How EMI works in the case of IndusInd Bank Personal Loan?


Let’s see how EMI functions when you decide to opt for an IndusInd Bank personal loan. Suppose you want to opt for a personal loan of INR 2 lakh for a period of 4 years. The interest rate is 13% per annum. So, what will be the amount that you need to pay for the next 48 months? Well, the EMI amount would be INR 6,739. During this period, you will also need to pay an interest amount on the principal as INR 42,596. 
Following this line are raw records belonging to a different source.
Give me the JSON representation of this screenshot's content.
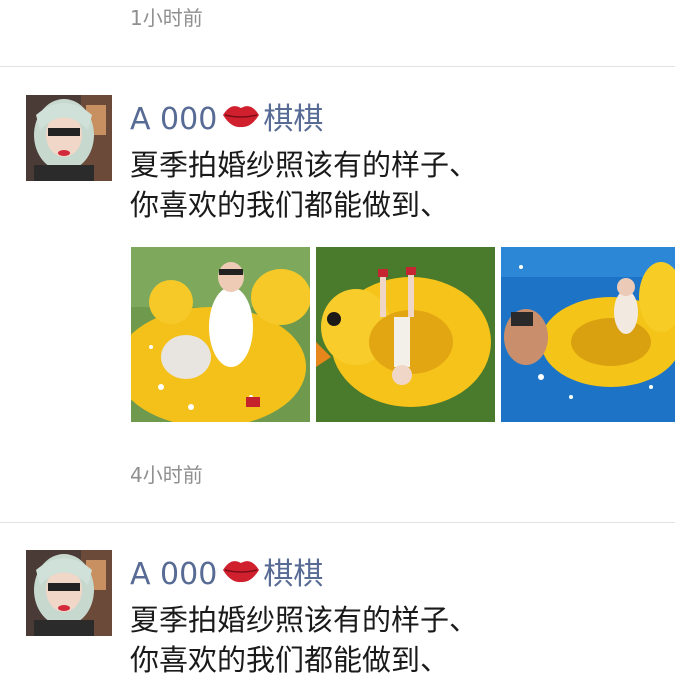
{
  "feed": {
    "top_time": "1小时前",
    "posts": [
      {
        "name_prefix": "A 000",
        "name_suffix": "棋棋",
        "content_line1": "夏季拍婚纱照该有的样子、",
        "content_line2": "你喜欢的我们都能做到、",
        "time": "4小时前"
      },
      {
        "name_prefix": "A 000",
        "name_suffix": "棋棋",
        "content_line1": "夏季拍婚纱照该有的样子、",
        "content_line2": "你喜欢的我们都能做到、"
      }
    ]
  },
  "icons": {
    "name_emoji": "lips-icon"
  },
  "colors": {
    "name": "#576b95",
    "time": "#8f8f8f",
    "text": "#1a1a1a",
    "divider": "#e3e3e3"
  }
}
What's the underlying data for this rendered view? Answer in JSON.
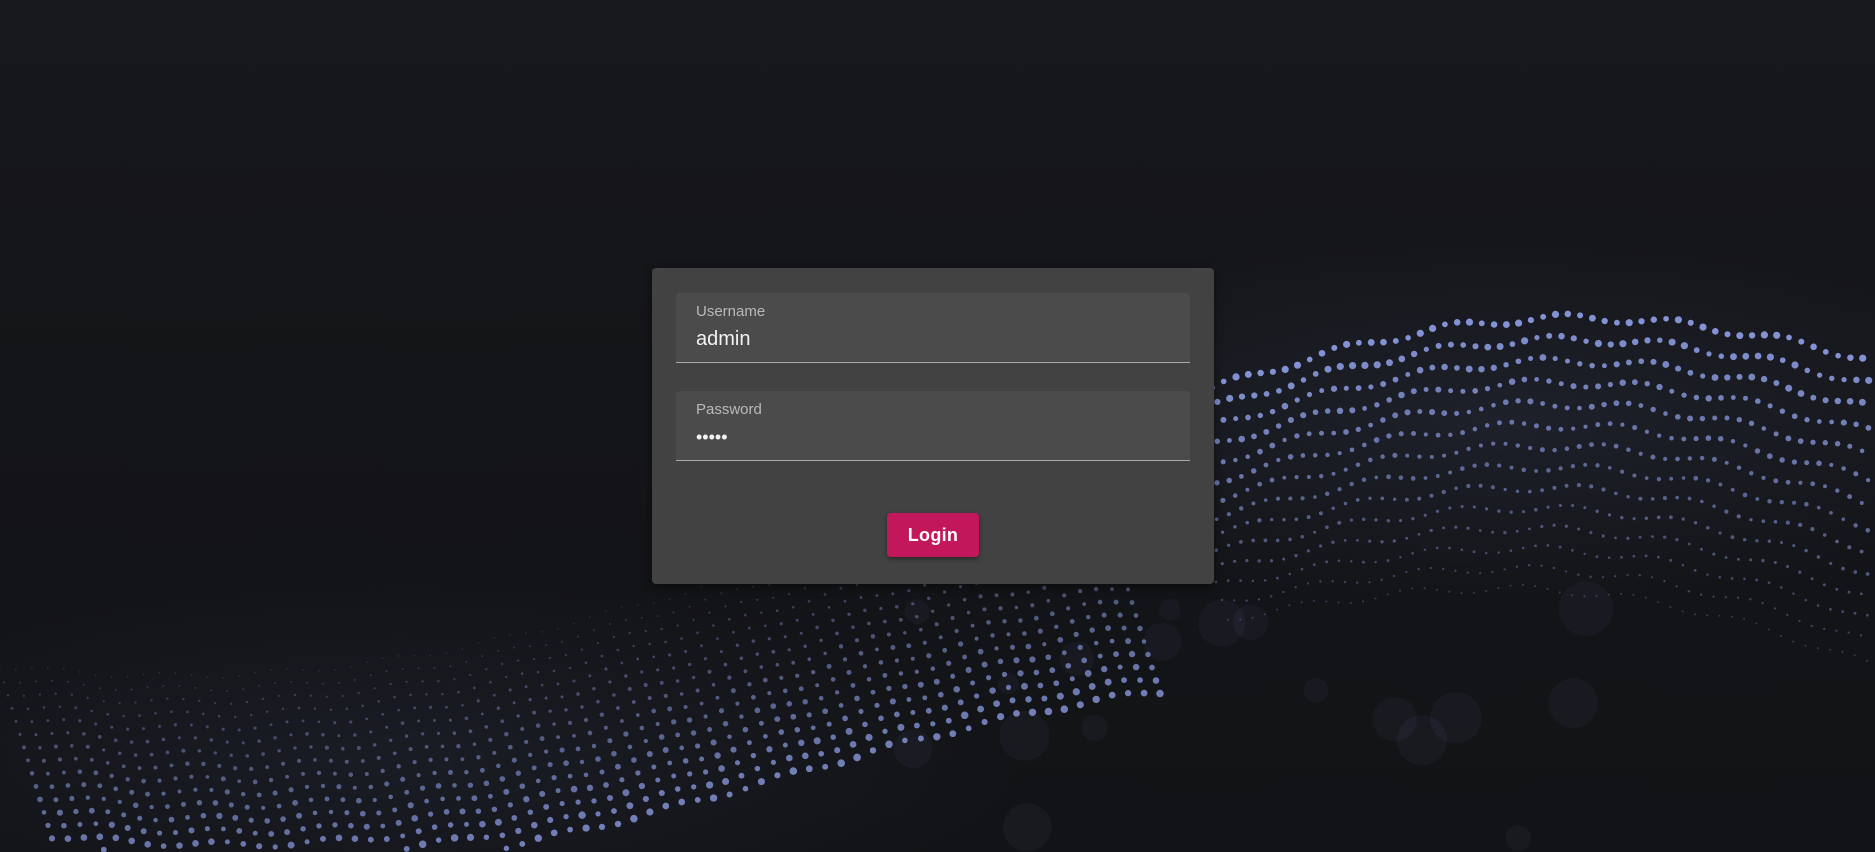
{
  "login_form": {
    "username": {
      "label": "Username",
      "value": "admin"
    },
    "password": {
      "label": "Password",
      "value": "•••••"
    },
    "submit_label": "Login"
  },
  "colors": {
    "card_background": "#424242",
    "field_background": "#4b4b4b",
    "button_accent": "#c2185b",
    "page_background": "#141518",
    "particle_color": "#8fa0e8"
  },
  "background": {
    "image": "particle-wave-icon"
  }
}
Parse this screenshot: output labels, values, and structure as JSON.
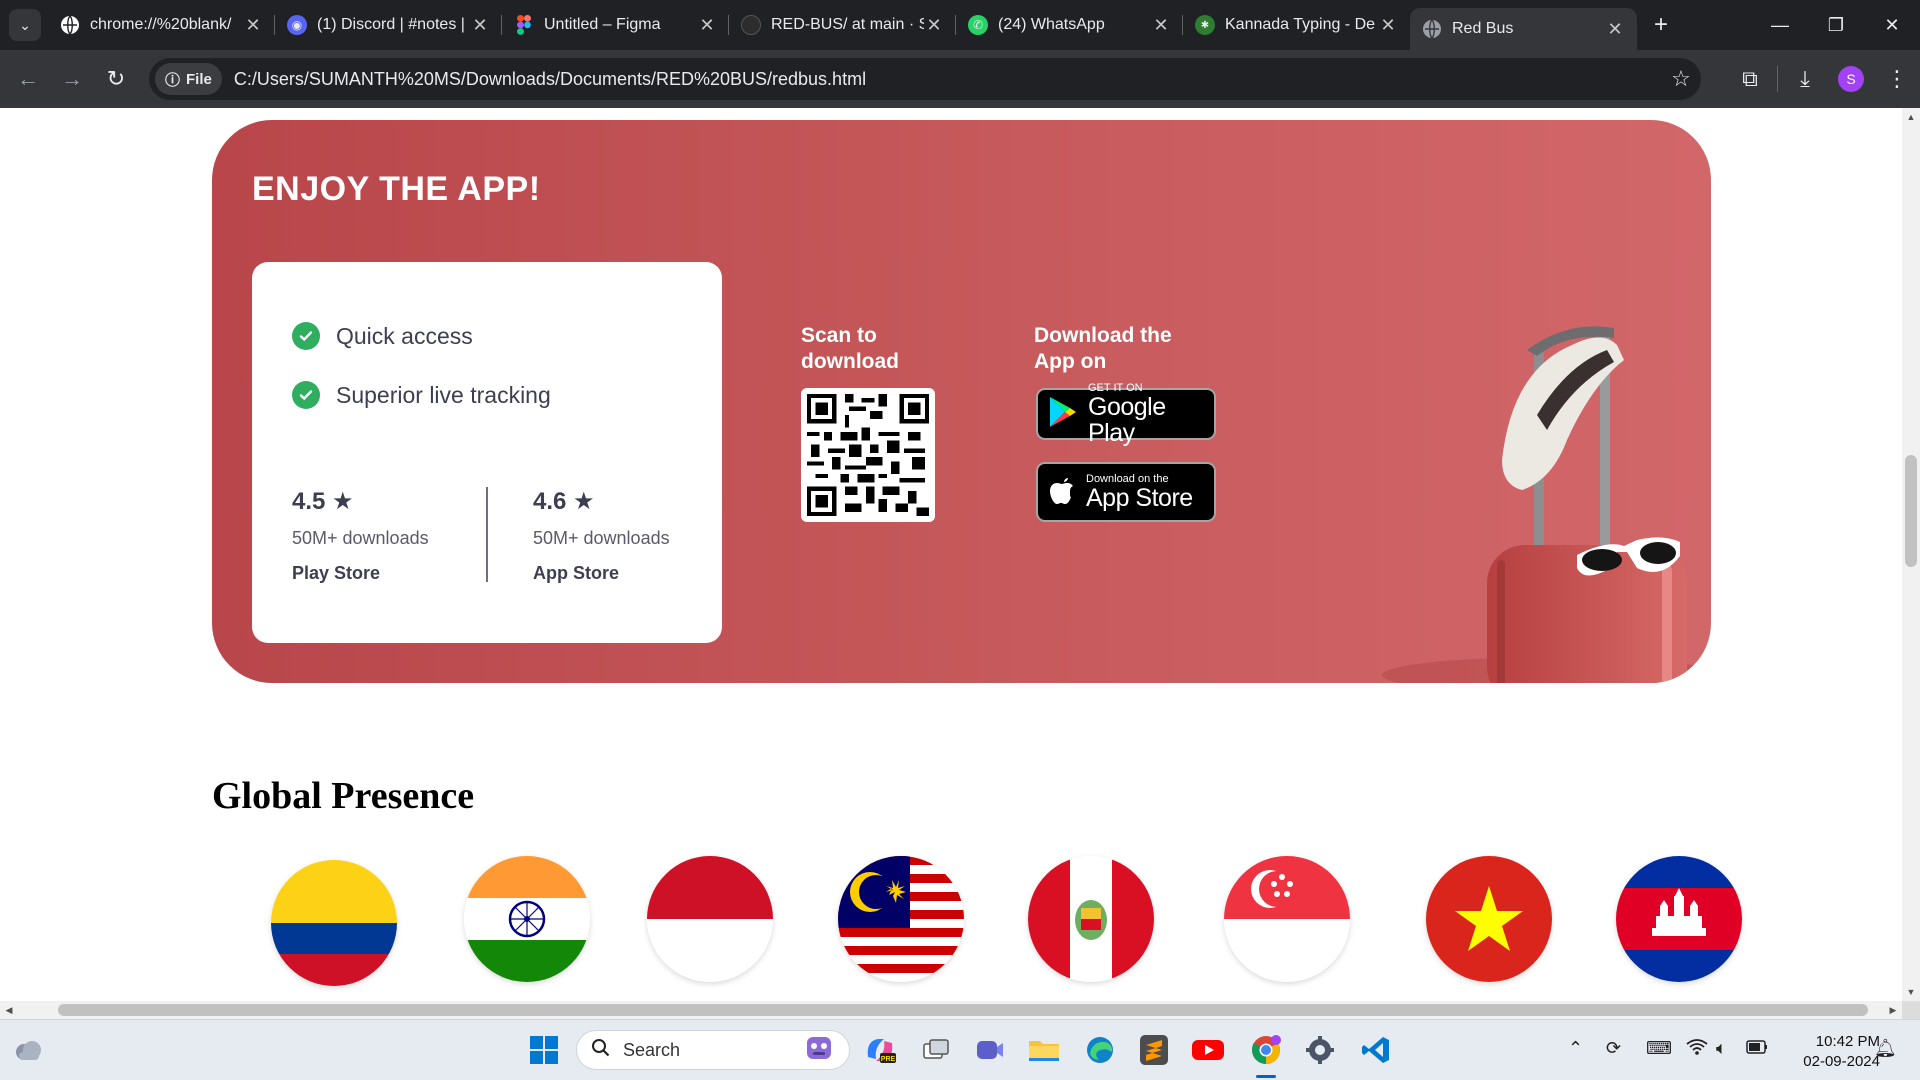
{
  "browser": {
    "tabs": [
      {
        "title": "chrome://%20blank/",
        "icon": "globe-icon",
        "color": "#ffffff"
      },
      {
        "title": "(1) Discord | #notes |",
        "icon": "discord-icon",
        "color": "#5865f2"
      },
      {
        "title": "Untitled – Figma",
        "icon": "figma-icon",
        "color": "#f24e1e"
      },
      {
        "title": "RED-BUS/ at main · S",
        "icon": "github-icon",
        "color": "#2d2d2d"
      },
      {
        "title": "(24) WhatsApp",
        "icon": "whatsapp-icon",
        "color": "#25d366"
      },
      {
        "title": "Kannada Typing - De",
        "icon": "kannada-typing-icon",
        "color": "#2e7d32"
      },
      {
        "title": "Red Bus",
        "icon": "globe-icon",
        "color": "#9aa0a6"
      }
    ],
    "active_tab": 6,
    "address": {
      "chip": "File",
      "url": "C:/Users/SUMANTH%20MS/Downloads/Documents/RED%20BUS/redbus.html"
    },
    "profile_initial": "S"
  },
  "app_section": {
    "title": "ENJOY THE APP!",
    "features": [
      "Quick access",
      "Superior live tracking"
    ],
    "ratings": [
      {
        "value": "4.5",
        "downloads": "50M+ downloads",
        "store": "Play Store"
      },
      {
        "value": "4.6",
        "downloads": "50M+ downloads",
        "store": "App Store"
      }
    ],
    "scan_label": "Scan to download",
    "download_label": "Download the App on",
    "google_play": {
      "small": "GET IT ON",
      "big": "Google Play"
    },
    "app_store": {
      "small": "Download on the",
      "big": "App Store"
    },
    "card_color": "#c2504f"
  },
  "global_presence": {
    "title": "Global Presence",
    "flags": [
      "colombia-flag",
      "india-flag",
      "indonesia-flag",
      "malaysia-flag",
      "peru-flag",
      "singapore-flag",
      "vietnam-flag",
      "cambodia-flag"
    ]
  },
  "taskbar": {
    "search_placeholder": "Search",
    "time": "10:42 PM",
    "date": "02-09-2024"
  }
}
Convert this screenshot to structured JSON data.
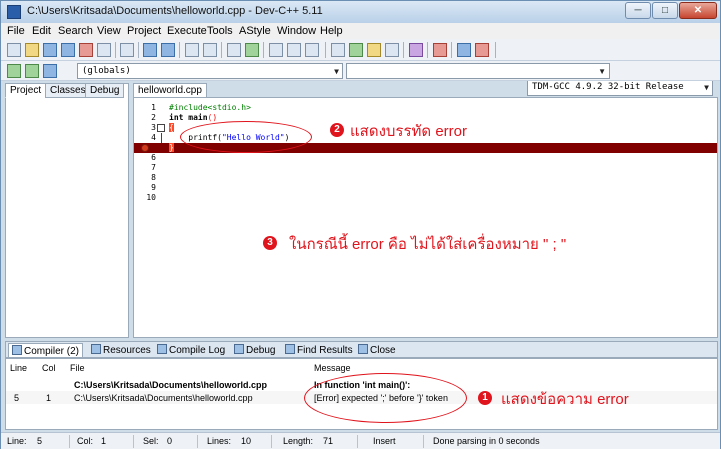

This calculation can be done via Personal Loan EMI Calculator. If you want to know which formulae this calculator works, have a look below. 


EMI = [P x I x (1+I)^N]/[(1+I)^N-1]


Where P = Principal Loan Amount

              I = Interest Rate per month [If the interest rate is 10% per annum, the monthly rate would be 10x(12x100)]

          N = the number of installments


Change in the EMI in the case of IndusInd Bank Personal Loan Balance Transfer?


Balance Transfer is one of the most popular facilities provided by banks to those customers who want to transfer their outstanding principal amount at lower rates to some other lender. By doing this, they can save a substantial amount on both EMI and Interest amount. 


Let’s see what will be the change in EMI when you opt for an IndusInd Personal Loan Balance Transfer facility. 


Suppose an individual has taken a 5-year personal loan from IndusInd Bank of INR 5 lakh at an interest rate of 15.99% per annum. 


For this loan amount, he must be paying an EMI of INR  12,156. 


Now, after two years (after paying 24 EMIs), he wants to opt for a Balance Transfer facility at a lower interest rate of 11.50% per annum. 


At the end of 2 years, the Outstanding Balance must be INR 3,45,822.


So, according to the new interest rate of 11.50% per annum, the new EMI would be INR 11,404.


After getting the new EMI amount of INR 11,404, you can see the change in the EMI amount of INR 752 (12,156 - 11,404). So, when you opt for a Balance Transfer facility on your IndusInd Bank personal loan, you can save this amount without breaking any sweat. All these calculations can be done via Personal Loan EMI Calculator.